Am J Case Rep
. 2022 Oct 3;23:e936964.
doi: 10.12659/AJCR.936964. https://pubmed.ncbi.nlm.nih.gov/36184835/
Laparoscopic Splenectomy of a Wandering Pelvic Splenomegaly in a Young Woman Treated in Childhood with Surgery for Diaphragmatic Hernia and Adhesiolysis for Intestinal Obstruction
Eleonora Cartesegna 1, Pier Carlo Rassu 1, Valerio Accarpio 1, Stefano Barbieri 1, Maria Maurizia Bocchio 1, Eliana Giaminardi 1, Antonino Malfitano 1, Alessandro Montobbio 1, Sonja Olcese 1, Denise Palombo 1, Francesca Ré 1, Carmine Gianfranco Di Somma 1
- PMID: 36184835
- DOI: 10.12659/AJCR.936964
BACKGROUND Wandering spleen (WS) is a rare medical condition in which the spleen migrates from its usual position commonly to the pelvis or lower abdomen assuming an ever-wandering state. The incidence of ectopic spleen is 0.2%, with variable clinical manifestations from asymptomatic to abdominal emergency. Symptoms are most attributed to complications related to torsion, so that a nonoperative management of a WS is not advised. According to the literature, 69.5% of patients with WS need splenectomy and 78.6% need laparotomy. CASE REPORT The patient exhibited vague intermittent lower abdominal pain for 6 months due to progressive torsion of the spleen, which resulted in venous congestion.

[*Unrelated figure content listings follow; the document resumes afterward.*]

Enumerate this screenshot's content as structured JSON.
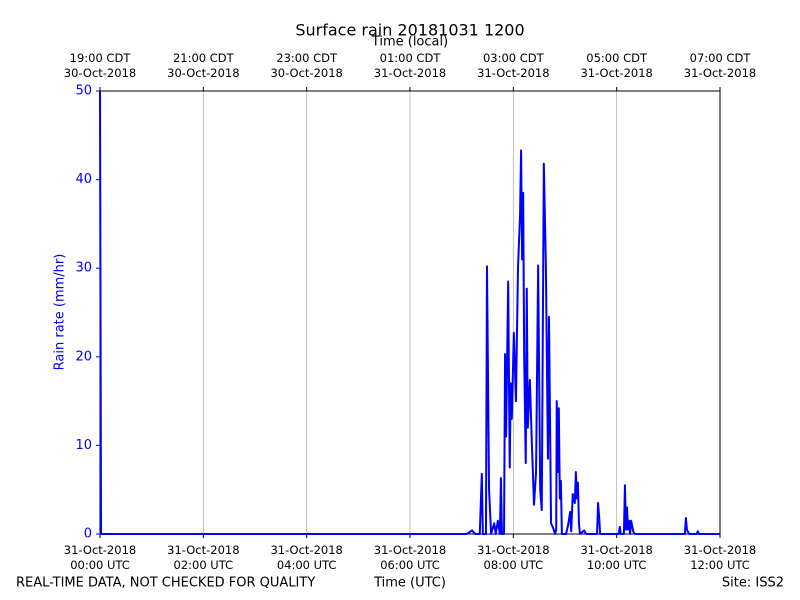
{
  "chart_data": {
    "type": "line",
    "title": "Surface rain 20181031 1200",
    "x_label": "Time (UTC)",
    "x2_label": "Time (local)",
    "y_label": "Rain rate (mm/hr)",
    "footer_left": "REAL-TIME DATA, NOT CHECKED FOR QUALITY",
    "footer_right": "Site: ISS2",
    "x": [
      0,
      0.02,
      7.1,
      7.2,
      7.26,
      7.35,
      7.39,
      7.41,
      7.47,
      7.49,
      7.53,
      7.57,
      7.63,
      7.66,
      7.7,
      7.74,
      7.76,
      7.78,
      7.82,
      7.84,
      7.86,
      7.9,
      7.93,
      7.95,
      7.97,
      8.01,
      8.05,
      8.09,
      8.13,
      8.15,
      8.17,
      8.19,
      8.21,
      8.24,
      8.26,
      8.28,
      8.32,
      8.36,
      8.4,
      8.44,
      8.48,
      8.52,
      8.55,
      8.59,
      8.63,
      8.67,
      8.69,
      8.73,
      8.77,
      8.81,
      8.83,
      8.84,
      8.86,
      8.88,
      8.9,
      8.92,
      8.94,
      9.02,
      9.06,
      9.1,
      9.12,
      9.15,
      9.19,
      9.21,
      9.23,
      9.25,
      9.27,
      9.29,
      9.37,
      9.41,
      9.62,
      9.64,
      9.66,
      9.68,
      10.04,
      10.06,
      10.08,
      10.14,
      10.16,
      10.18,
      10.2,
      10.22,
      10.24,
      10.26,
      10.28,
      10.32,
      10.35,
      11.32,
      11.34,
      11.36,
      11.4,
      11.55,
      11.57,
      11.59,
      12
    ],
    "series": [
      {
        "name": "Rain rate",
        "color": "#0000ff",
        "values": [
          50,
          0,
          0,
          0.4,
          0,
          0,
          6.8,
          0,
          0,
          30.2,
          5,
          0,
          1.2,
          0,
          1.5,
          0,
          6.3,
          0,
          0,
          20.3,
          11,
          28.5,
          7.5,
          17,
          13,
          22.7,
          15,
          30,
          36,
          43.3,
          31,
          38.5,
          20,
          8,
          27.7,
          12,
          17.4,
          10,
          3.3,
          7,
          30.3,
          5,
          2.7,
          41.8,
          30.2,
          8.5,
          24.5,
          1.2,
          0.7,
          0,
          0.5,
          15,
          7,
          14.2,
          4,
          6,
          0,
          0,
          1,
          2.5,
          0.3,
          4.5,
          3.5,
          7,
          4,
          5.8,
          1.2,
          0,
          0.4,
          0,
          0,
          3.5,
          2,
          0,
          0,
          0.8,
          0,
          0,
          5.5,
          0.5,
          3,
          0.5,
          1.5,
          0,
          1.5,
          0.3,
          0,
          0,
          1.8,
          0.5,
          0,
          0,
          0.3,
          0,
          0
        ]
      }
    ],
    "xlim": [
      0,
      12
    ],
    "xticks": [
      {
        "value": 0,
        "label": "31-Oct-2018\n00:00 UTC"
      },
      {
        "value": 2,
        "label": "31-Oct-2018\n02:00 UTC"
      },
      {
        "value": 4,
        "label": "31-Oct-2018\n04:00 UTC"
      },
      {
        "value": 6,
        "label": "31-Oct-2018\n06:00 UTC"
      },
      {
        "value": 8,
        "label": "31-Oct-2018\n08:00 UTC"
      },
      {
        "value": 10,
        "label": "31-Oct-2018\n10:00 UTC"
      },
      {
        "value": 12,
        "label": "31-Oct-2018\n12:00 UTC"
      }
    ],
    "x2ticks": [
      {
        "value": 0,
        "label": "19:00 CDT\n30-Oct-2018"
      },
      {
        "value": 2,
        "label": "21:00 CDT\n30-Oct-2018"
      },
      {
        "value": 4,
        "label": "23:00 CDT\n30-Oct-2018"
      },
      {
        "value": 6,
        "label": "01:00 CDT\n31-Oct-2018"
      },
      {
        "value": 8,
        "label": "03:00 CDT\n31-Oct-2018"
      },
      {
        "value": 10,
        "label": "05:00 CDT\n31-Oct-2018"
      },
      {
        "value": 12,
        "label": "07:00 CDT\n31-Oct-2018"
      }
    ],
    "ylim": [
      0,
      50
    ],
    "yticks": [
      0,
      10,
      20,
      30,
      40,
      50
    ],
    "y_color": "#0000ff",
    "grid": true
  }
}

Abdominal investigation revealed a mobile intra-abdominal mass and parenchymatous consistency in the pelvis. Diagnosis by computed tomography outlined abdominal splenomegaly with abnormal position both of pancreas and stomach. Laparoscopy established a giant spleen, with a lengthened pelvic and twisty vascular pedicle. In its ectopic location, the spleen had dragged the pancreas with it, which had taken a vertical position. The classic splenic ligaments were not recognizable. Spleen was removed with median laparotomic incision. Splenectomy was performed to prevent any traumatic fractures of the spleen, a complete twist of the splenic hilum, and the onset of recurrent acute pancreatitis. CONCLUSIONS Wandering spleen is rare in patients presenting with acute abdominal pain. An approach supported by clinical findings and investigation, even considering splenectomy over splenopexy, and laparoscopy over open surgery, may solve and prevent complications and health risks.